The carve-out should therefore be based on affordability, like a mortgage application. This can be demonstrated within the fact find, with an additional statement signed by the consumer confirming their inability to pay and desire to proceed on a contingent basis.

Allowing contingent charging on a limited basis

We are very concerned that the outright ban on contingent charging could have one very significant unintended consequence; it removes any incentive for advisers to provide anything other than a negative recommendation.

Under the proposed new rules, the adviser fee must be the same and is applicable whether full advice is positive or negative and whether the transfer proceeds or not. However, a positive recommendation and subsequent transfer results in added risk for the adviser, as well as substantial extra administration costs. On top of that, an adviser that transacts relatively few transfers will have significantly lower PI costs!

As such, it is easy to foresee a scenario whereby unscrupulous advisers will provide abridged advice, unofficially suggest to the consumer that the full advice outcome will likely be a positive recommendation, so it is worthwhile committing to the cost of this, but with the inevitable ‘negative’ conclusion then leaving the consumer with a significant bill to pay, potentially limited means of doing so and an adviser prepared to pursue them through the courts to receive settlement. At the same time, the advice they have received is highly questionable and as no transaction has taken place, proving this would be virtually impossible, leaving almost no means of seeking recompense. This is the opposite of improving consumer outcomes.

As such, we would propose allowing contingent charging for ‘big’ companies that don’t pay their individual Pension Transfer Specialists on a contingent basis. The RMAR return could simply have a ‘tick-box’ to declare their firm is exempt under the large firm rule, which then moves the firm into a stricter form of reporting including the requirement to prove there is no conflict of interest. There could, for example, be additional requirements to demonstrate the PTS are only rewarded for the quality of their work, not the quantity, together with their own personal rates of positive / negative outcomes.

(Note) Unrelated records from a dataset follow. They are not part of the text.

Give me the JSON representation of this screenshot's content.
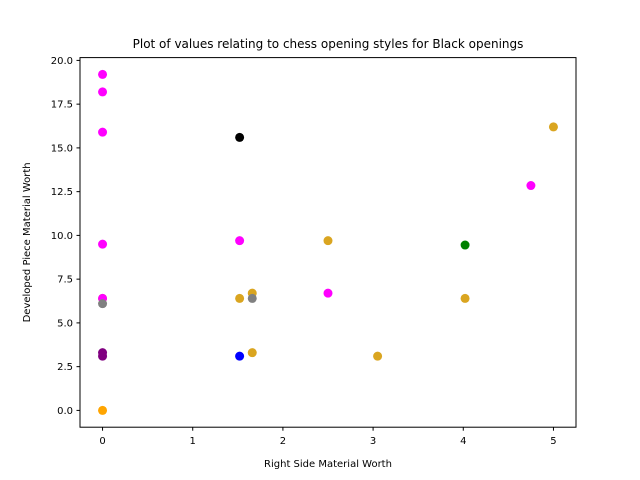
{
  "chart_data": {
    "type": "scatter",
    "title": "Plot of values relating to chess opening styles for Black openings",
    "xlabel": "Right Side Material Worth",
    "ylabel": "Developed Piece Material Worth",
    "xlim": [
      -0.25,
      5.25
    ],
    "ylim": [
      -0.96,
      20.16
    ],
    "xticks": [
      0,
      1,
      2,
      3,
      4,
      5
    ],
    "xtick_labels": [
      "0",
      "1",
      "2",
      "3",
      "4",
      "5"
    ],
    "yticks": [
      0.0,
      2.5,
      5.0,
      7.5,
      10.0,
      12.5,
      15.0,
      17.5,
      20.0
    ],
    "ytick_labels": [
      "0.0",
      "2.5",
      "5.0",
      "7.5",
      "10.0",
      "12.5",
      "15.0",
      "17.5",
      "20.0"
    ],
    "grid": false,
    "points": [
      {
        "x": 0.0,
        "y": 19.2,
        "color": "#ff00ff"
      },
      {
        "x": 0.0,
        "y": 18.2,
        "color": "#ff00ff"
      },
      {
        "x": 0.0,
        "y": 15.9,
        "color": "#ff00ff"
      },
      {
        "x": 0.0,
        "y": 9.5,
        "color": "#ff00ff"
      },
      {
        "x": 0.0,
        "y": 6.4,
        "color": "#daa520"
      },
      {
        "x": 0.0,
        "y": 6.4,
        "color": "#ff00ff"
      },
      {
        "x": 0.0,
        "y": 6.1,
        "color": "#808080"
      },
      {
        "x": 0.0,
        "y": 3.3,
        "color": "#800080"
      },
      {
        "x": 0.0,
        "y": 3.1,
        "color": "#800080"
      },
      {
        "x": 0.0,
        "y": 0.0,
        "color": "#ffa500"
      },
      {
        "x": 1.52,
        "y": 15.6,
        "color": "#000000"
      },
      {
        "x": 1.52,
        "y": 9.7,
        "color": "#ff00ff"
      },
      {
        "x": 1.52,
        "y": 6.4,
        "color": "#daa520"
      },
      {
        "x": 1.52,
        "y": 3.1,
        "color": "#0000ff"
      },
      {
        "x": 1.66,
        "y": 6.7,
        "color": "#daa520"
      },
      {
        "x": 1.66,
        "y": 6.4,
        "color": "#808080"
      },
      {
        "x": 1.66,
        "y": 3.3,
        "color": "#daa520"
      },
      {
        "x": 2.5,
        "y": 9.7,
        "color": "#daa520"
      },
      {
        "x": 2.5,
        "y": 6.7,
        "color": "#ff00ff"
      },
      {
        "x": 3.05,
        "y": 3.1,
        "color": "#daa520"
      },
      {
        "x": 4.02,
        "y": 9.45,
        "color": "#008000"
      },
      {
        "x": 4.02,
        "y": 6.4,
        "color": "#daa520"
      },
      {
        "x": 4.75,
        "y": 12.85,
        "color": "#ff00ff"
      },
      {
        "x": 5.0,
        "y": 16.2,
        "color": "#daa520"
      }
    ]
  }
}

This would inevitably help to further reduce the number of firms carrying out this type of work and allow the FCA to focus their attention on the bigger specialist firms, whilst maintaining access to advice for the lower earners who might otherwise be pushed towards the ‘scammers’. Smaller IFA’s who may only do a handful of transfers themselves but combined make up a significant proportion of all transfers completed, would be far more likely to introduce clients to a specialist transfer bureau service that are able to charge on a contingent basis and who would have increased monitoring from the FCA.

Ongoing charges / workplace pension comparisons

Quite simply, comparing a proposed new product’s charges with their current Workplace Scheme doesn’t work for everyone. It may be that although they have access to such a plan, they have decided to opt-out, or they have older plans that they may have even forgotten about. Most importantly, even if they don’t currently have access to a WPS e.g. they are one of the millions of self-employed, unemployed or retired consumers, they could easily go and get something similar.

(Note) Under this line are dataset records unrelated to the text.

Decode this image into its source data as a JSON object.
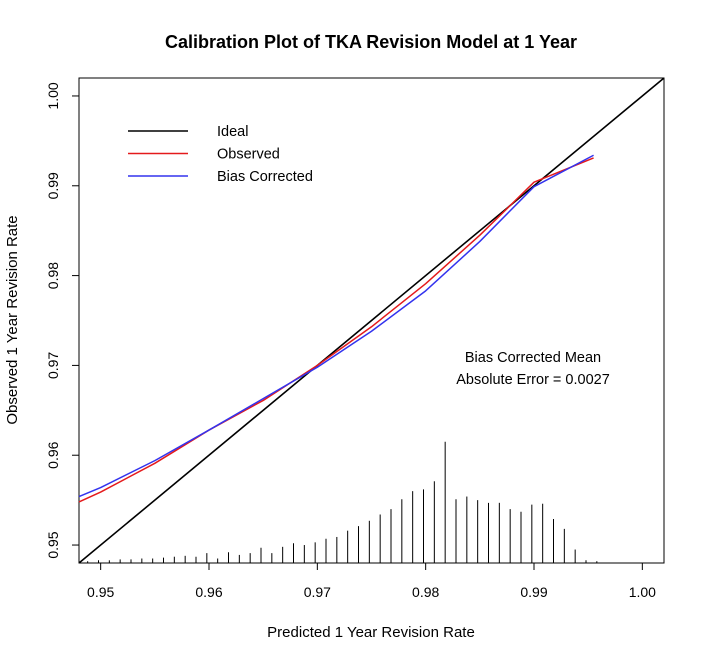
{
  "chart_data": {
    "type": "line",
    "title": "Calibration Plot of TKA Revision Model at 1 Year",
    "xlabel": "Predicted 1 Year Revision Rate",
    "ylabel": "Observed 1 Year Revision Rate",
    "xlim": [
      0.948,
      1.002
    ],
    "ylim": [
      0.948,
      1.002
    ],
    "x_ticks": [
      0.95,
      0.96,
      0.97,
      0.98,
      0.99,
      1.0
    ],
    "x_tick_labels": [
      "0.95",
      "0.96",
      "0.97",
      "0.98",
      "0.99",
      "1.00"
    ],
    "y_ticks": [
      0.95,
      0.96,
      0.97,
      0.98,
      0.99,
      1.0
    ],
    "y_tick_labels": [
      "0.95",
      "0.96",
      "0.97",
      "0.98",
      "0.99",
      "1.00"
    ],
    "grid": false,
    "legend_position": "top-left",
    "series": [
      {
        "name": "Ideal",
        "color": "#000000",
        "x": [
          0.948,
          1.002
        ],
        "y": [
          0.948,
          1.002
        ]
      },
      {
        "name": "Observed",
        "color": "#e41a1c",
        "x": [
          0.948,
          0.95,
          0.955,
          0.96,
          0.965,
          0.97,
          0.975,
          0.98,
          0.985,
          0.99,
          0.9955
        ],
        "y": [
          0.9548,
          0.9559,
          0.9591,
          0.9628,
          0.9661,
          0.97,
          0.9743,
          0.9791,
          0.9845,
          0.9904,
          0.9931
        ]
      },
      {
        "name": "Bias Corrected",
        "color": "#3333ee",
        "x": [
          0.948,
          0.95,
          0.955,
          0.96,
          0.965,
          0.97,
          0.975,
          0.98,
          0.985,
          0.99,
          0.9955
        ],
        "y": [
          0.9554,
          0.9564,
          0.9594,
          0.9628,
          0.9663,
          0.9698,
          0.9738,
          0.9783,
          0.9838,
          0.9899,
          0.9934
        ]
      }
    ],
    "distribution_spikes": {
      "color": "#000000",
      "baseline": 0.948,
      "x": [
        0.9488,
        0.9498,
        0.9508,
        0.9518,
        0.9528,
        0.9538,
        0.9548,
        0.9558,
        0.9568,
        0.9578,
        0.9588,
        0.9598,
        0.9608,
        0.9618,
        0.9628,
        0.9638,
        0.9648,
        0.9658,
        0.9668,
        0.9678,
        0.9688,
        0.9698,
        0.9708,
        0.9718,
        0.9728,
        0.9738,
        0.9748,
        0.9758,
        0.9768,
        0.9778,
        0.9788,
        0.9798,
        0.9808,
        0.9818,
        0.9828,
        0.9838,
        0.9848,
        0.9858,
        0.9868,
        0.9878,
        0.9888,
        0.9898,
        0.9908,
        0.9918,
        0.9928,
        0.9938,
        0.9948,
        0.9958
      ],
      "y": [
        0.9482,
        0.9483,
        0.9483,
        0.9484,
        0.9484,
        0.9485,
        0.9485,
        0.9486,
        0.9487,
        0.9488,
        0.9487,
        0.9491,
        0.9485,
        0.9492,
        0.9489,
        0.9491,
        0.9497,
        0.9491,
        0.9498,
        0.9502,
        0.95,
        0.9503,
        0.9507,
        0.9509,
        0.9516,
        0.9521,
        0.9527,
        0.9534,
        0.954,
        0.9551,
        0.956,
        0.9562,
        0.9571,
        0.9615,
        0.9551,
        0.9554,
        0.955,
        0.9547,
        0.9547,
        0.954,
        0.9537,
        0.9545,
        0.9546,
        0.9529,
        0.9518,
        0.9495,
        0.9483,
        0.9482
      ]
    },
    "annotation": {
      "line1": "Bias Corrected Mean",
      "line2": "Absolute Error = 0.0027",
      "x": 0.9847,
      "y": 0.97
    }
  }
}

Surely it would be better to ALWAYS compare, whether you have one or not, with a generic 0.75% charge contract (like RU64). The comparison with the recommended product is shown side by side and in an easy way to understand, as CP 19/25 stipulates. That way everyone, without exception, gets to see the effect of a low charge plan compared with whatever is being recommended, it is then up to the adviser to justify their higher charge contract and demonstrate why their additional fee is worthwhile. It is then very clear for the consumer to decide if they want to proceed on that basis or ask the adviser to further investigate the potentially cheaper option.

This will improve consumer outcomes FOR EVERYONE and prevent further potential delays in an already very lengthy process, by avoiding the need to try and get detailed information from the WPS.